Another note: I suspect fans might be a little less anxious about the football program if the basketball team hadn't been so atrocious the last few years.  In other words he's getting sucked into the "Fire Wellman/Bzdelik" vortex, which will hopefully start to disappear after this upcoming basketball season. It better or there could be a serious housecleaning afoot in Winston-Salem.

Class Act

The first time I saw CJ Harris play was in the Frank Spencer Holiday Classic his senior year at Mt. Tabor High School. He was easily the best player on the court and it was encouraging to know that he was staying in town to play at Wake Forest. Unfortunately (for him) his tenure coincided with one of the most challenging times in the history of Wake Forest basketball. Fortunately (for us) he stuck it out and didn't transfer to another more stable program. He, along with Travis McKie, have been the players who have been most responsible for keeping the program from totally flaming out. They've shown tremendous character in fulfilling their roles for the Wake hoops program so it should not come as a surpise that Harris would write this thank you letter to the Wake Forest community.

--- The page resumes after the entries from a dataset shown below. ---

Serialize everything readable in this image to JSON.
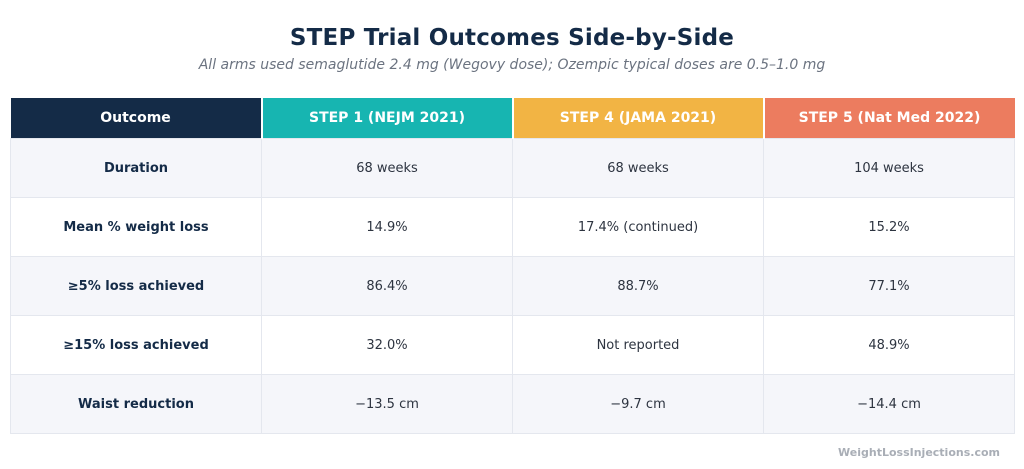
{
  "title": "STEP Trial Outcomes Side-by-Side",
  "subtitle": "All arms used semaglutide 2.4 mg (Wegovy dose); Ozempic typical doses are 0.5–1.0 mg",
  "table": {
    "headers": [
      "Outcome",
      "STEP 1 (NEJM 2021)",
      "STEP 4 (JAMA 2021)",
      "STEP 5 (Nat Med 2022)"
    ],
    "header_colors": [
      "#142b47",
      "#17b5b1",
      "#f2b444",
      "#ec7c5f"
    ],
    "rows": [
      [
        "Duration",
        "68 weeks",
        "68 weeks",
        "104 weeks"
      ],
      [
        "Mean % weight loss",
        "14.9%",
        "17.4% (continued)",
        "15.2%"
      ],
      [
        "≥5% loss achieved",
        "86.4%",
        "88.7%",
        "77.1%"
      ],
      [
        "≥15% loss achieved",
        "32.0%",
        "Not reported",
        "48.9%"
      ],
      [
        "Waist reduction",
        "−13.5 cm",
        "−9.7 cm",
        "−14.4 cm"
      ]
    ]
  },
  "footer": "WeightLossInjections.com"
}
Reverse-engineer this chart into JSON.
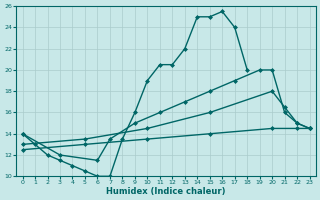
{
  "xlabel": "Humidex (Indice chaleur)",
  "xlim": [
    -0.5,
    23.5
  ],
  "ylim": [
    10,
    26
  ],
  "xticks": [
    0,
    1,
    2,
    3,
    4,
    5,
    6,
    7,
    8,
    9,
    10,
    11,
    12,
    13,
    14,
    15,
    16,
    17,
    18,
    19,
    20,
    21,
    22,
    23
  ],
  "yticks": [
    10,
    12,
    14,
    16,
    18,
    20,
    22,
    24,
    26
  ],
  "background_color": "#c8e8e8",
  "grid_color": "#aacccc",
  "line_color": "#006666",
  "line_width": 1.0,
  "marker": "D",
  "marker_size": 2.0,
  "lines": [
    {
      "x": [
        0,
        1,
        2,
        3,
        4,
        5,
        6,
        7,
        8,
        9,
        10,
        11,
        12,
        13,
        14,
        15,
        16,
        17,
        18
      ],
      "y": [
        14,
        13,
        12,
        11.5,
        11,
        10.5,
        10,
        10,
        13.5,
        16,
        19,
        20.5,
        20.5,
        22,
        25,
        25,
        25.5,
        24,
        20
      ]
    },
    {
      "x": [
        0,
        3,
        6,
        7,
        9,
        11,
        13,
        15,
        17,
        19,
        20,
        21,
        22,
        23
      ],
      "y": [
        14,
        12,
        11.5,
        13.5,
        15,
        16,
        17,
        18,
        19,
        20,
        20,
        16,
        15,
        14.5
      ]
    },
    {
      "x": [
        0,
        5,
        10,
        15,
        20,
        21,
        22,
        23
      ],
      "y": [
        13,
        13.5,
        14.5,
        16,
        18,
        16.5,
        15,
        14.5
      ]
    },
    {
      "x": [
        0,
        5,
        10,
        15,
        20,
        22,
        23
      ],
      "y": [
        12.5,
        13,
        13.5,
        14,
        14.5,
        14.5,
        14.5
      ]
    }
  ]
}
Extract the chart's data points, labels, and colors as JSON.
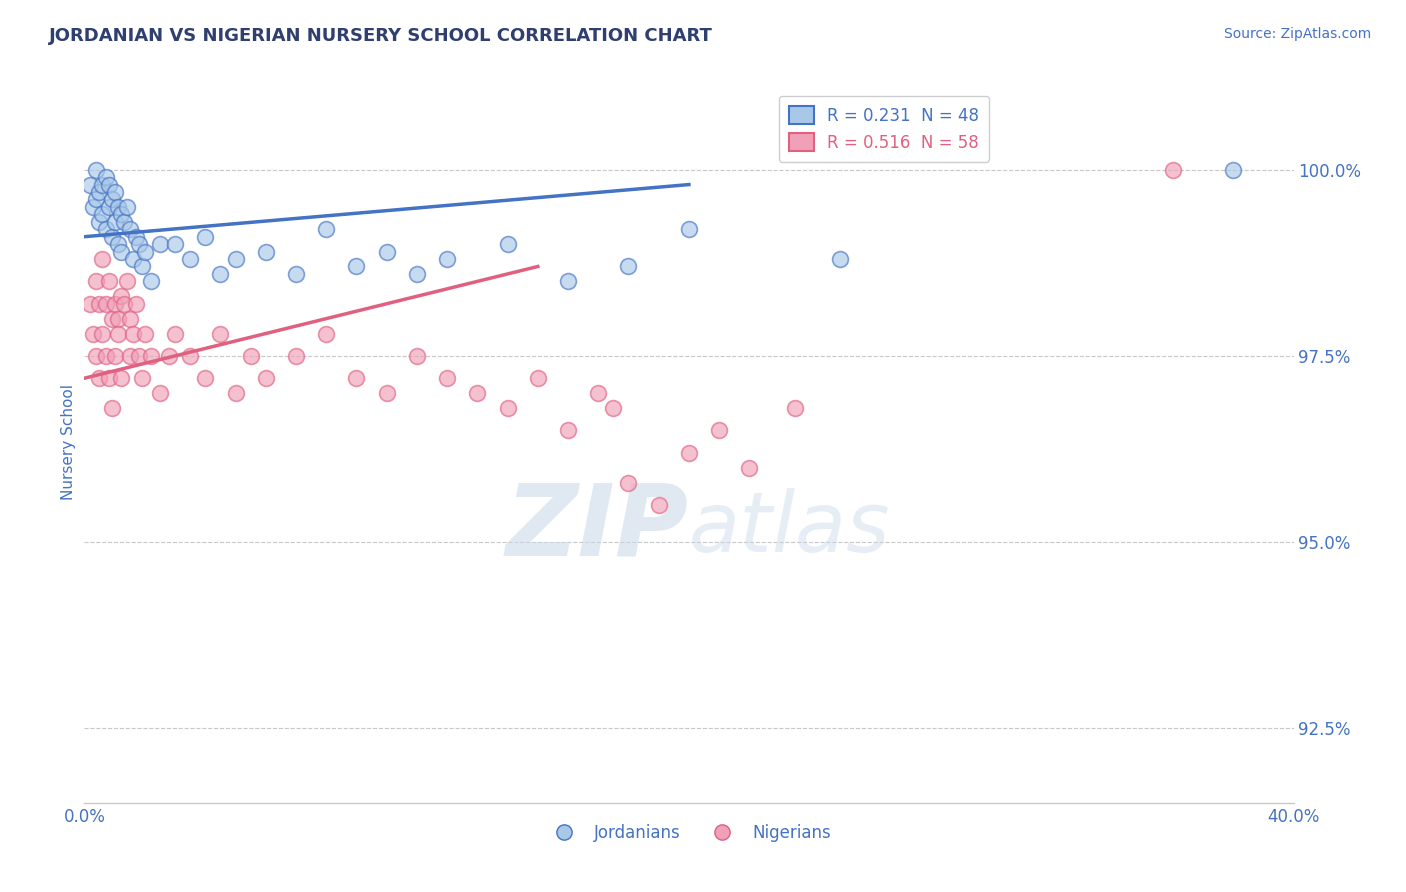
{
  "title": "JORDANIAN VS NIGERIAN NURSERY SCHOOL CORRELATION CHART",
  "source_text": "Source: ZipAtlas.com",
  "ylabel": "Nursery School",
  "xlim": [
    0.0,
    40.0
  ],
  "ylim": [
    91.5,
    101.2
  ],
  "xticks": [
    0.0,
    10.0,
    20.0,
    30.0,
    40.0
  ],
  "xtick_labels": [
    "0.0%",
    "",
    "",
    "",
    "40.0%"
  ],
  "ytick_positions": [
    92.5,
    95.0,
    97.5,
    100.0
  ],
  "ytick_labels": [
    "92.5%",
    "95.0%",
    "97.5%",
    "100.0%"
  ],
  "jordan_R": 0.231,
  "jordan_N": 48,
  "nigeria_R": 0.516,
  "nigeria_N": 58,
  "legend_labels": [
    "Jordanians",
    "Nigerians"
  ],
  "blue_color": "#A8C8E8",
  "pink_color": "#F0A0B8",
  "blue_line_color": "#4472C4",
  "pink_line_color": "#E06080",
  "jordan_x": [
    0.2,
    0.3,
    0.4,
    0.4,
    0.5,
    0.5,
    0.6,
    0.6,
    0.7,
    0.7,
    0.8,
    0.8,
    0.9,
    0.9,
    1.0,
    1.0,
    1.1,
    1.1,
    1.2,
    1.2,
    1.3,
    1.4,
    1.5,
    1.6,
    1.7,
    1.8,
    1.9,
    2.0,
    2.2,
    2.5,
    3.0,
    3.5,
    4.0,
    4.5,
    5.0,
    6.0,
    7.0,
    8.0,
    9.0,
    10.0,
    11.0,
    12.0,
    14.0,
    16.0,
    18.0,
    20.0,
    25.0,
    38.0
  ],
  "jordan_y": [
    99.8,
    99.5,
    99.6,
    100.0,
    99.7,
    99.3,
    99.8,
    99.4,
    99.9,
    99.2,
    99.8,
    99.5,
    99.6,
    99.1,
    99.7,
    99.3,
    99.5,
    99.0,
    99.4,
    98.9,
    99.3,
    99.5,
    99.2,
    98.8,
    99.1,
    99.0,
    98.7,
    98.9,
    98.5,
    99.0,
    99.0,
    98.8,
    99.1,
    98.6,
    98.8,
    98.9,
    98.6,
    99.2,
    98.7,
    98.9,
    98.6,
    98.8,
    99.0,
    98.5,
    98.7,
    99.2,
    98.8,
    100.0
  ],
  "nigeria_x": [
    0.2,
    0.3,
    0.4,
    0.4,
    0.5,
    0.5,
    0.6,
    0.6,
    0.7,
    0.7,
    0.8,
    0.8,
    0.9,
    0.9,
    1.0,
    1.0,
    1.1,
    1.1,
    1.2,
    1.2,
    1.3,
    1.4,
    1.5,
    1.5,
    1.6,
    1.7,
    1.8,
    1.9,
    2.0,
    2.2,
    2.5,
    2.8,
    3.0,
    3.5,
    4.0,
    4.5,
    5.0,
    5.5,
    6.0,
    7.0,
    8.0,
    9.0,
    10.0,
    11.0,
    12.0,
    13.0,
    14.0,
    15.0,
    16.0,
    17.0,
    17.5,
    18.0,
    19.0,
    20.0,
    21.0,
    22.0,
    23.5,
    36.0
  ],
  "nigeria_y": [
    98.2,
    97.8,
    98.5,
    97.5,
    98.2,
    97.2,
    98.8,
    97.8,
    98.2,
    97.5,
    98.5,
    97.2,
    98.0,
    96.8,
    98.2,
    97.5,
    98.0,
    97.8,
    98.3,
    97.2,
    98.2,
    98.5,
    97.5,
    98.0,
    97.8,
    98.2,
    97.5,
    97.2,
    97.8,
    97.5,
    97.0,
    97.5,
    97.8,
    97.5,
    97.2,
    97.8,
    97.0,
    97.5,
    97.2,
    97.5,
    97.8,
    97.2,
    97.0,
    97.5,
    97.2,
    97.0,
    96.8,
    97.2,
    96.5,
    97.0,
    96.8,
    95.8,
    95.5,
    96.2,
    96.5,
    96.0,
    96.8,
    100.0
  ],
  "watermark_zip": "ZIP",
  "watermark_atlas": "atlas",
  "background_color": "#FFFFFF",
  "grid_color": "#C8C8C8",
  "axis_color": "#4472C4",
  "title_color": "#2F3F6F",
  "tick_label_color": "#4472C4"
}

Here's an excerpt:

Thank you so much for the kind words and love that you have shown me and my family over the past four years. That is more precious to me than any victory on the court, as your words have truly help define who I am today.

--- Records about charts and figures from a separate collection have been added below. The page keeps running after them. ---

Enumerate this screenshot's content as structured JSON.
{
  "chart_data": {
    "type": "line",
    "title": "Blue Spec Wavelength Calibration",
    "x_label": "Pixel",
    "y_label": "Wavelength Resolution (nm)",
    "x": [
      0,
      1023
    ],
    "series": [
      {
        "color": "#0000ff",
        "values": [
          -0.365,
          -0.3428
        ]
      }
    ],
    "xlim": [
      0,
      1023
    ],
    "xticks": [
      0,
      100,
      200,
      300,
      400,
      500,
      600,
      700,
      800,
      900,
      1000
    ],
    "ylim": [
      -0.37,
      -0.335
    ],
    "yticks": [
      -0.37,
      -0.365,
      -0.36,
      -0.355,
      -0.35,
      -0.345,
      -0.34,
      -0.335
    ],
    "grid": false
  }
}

While I am sad that my career at Wake Forest has come to an end, I see nothing but a bright future for the Deacs. I know that I have helped lay the foundation for this program to achieve the success we can all be proud of. My teammates and the coaching staff are working hard to get there, and they deserve your continued support and enthusiasm. 

Thank you again for making these past four years truly special.

Always a Deac!


“The time has come for us all to act like we’ve got some sense.”

Winston-Salem Journal sports reporter Dan Collins, who covers the Wake Forest beat, wrote the sentence that is the headline for this post. He wrote it as part of a piece on what he thinks we need to see from Wake fans who are at odds over the direction the school's basketball program is heading. He also wrote:

What does rankle me, however, is to see the utter lack of respect some have for opinions other than their own. And it rankles me to see what lengths some go to discredit and even vilify those who decline to walk lockstep in any direction they feel the argument should — no, must — go. 

It's very important here that I repeat, I'm talking about voices from both sides of the divide…

The worst moments, though, have come with the ridicule and vilest of rhetoric that has been tossed back and forth. Such hate and vitriol should be denounced by any fair-minded individual.

The unfortunate incident at the end of the Wake-Maryland game left a bitter taste I've yet to get out of my mouth. I've heard some say that what the person did was unacceptable, but they understand his frustration.

No, that's wrong. Unacceptable is unacceptable. To qualify it with the word but is to mitigate how wrong it was.

Collins is being very politic in his choice of words. There's a phrase that could be used to describe the fans' behavior and would be both succinct and accurate if not politic: Many Wake fans have been showing their butts and they need to just stop.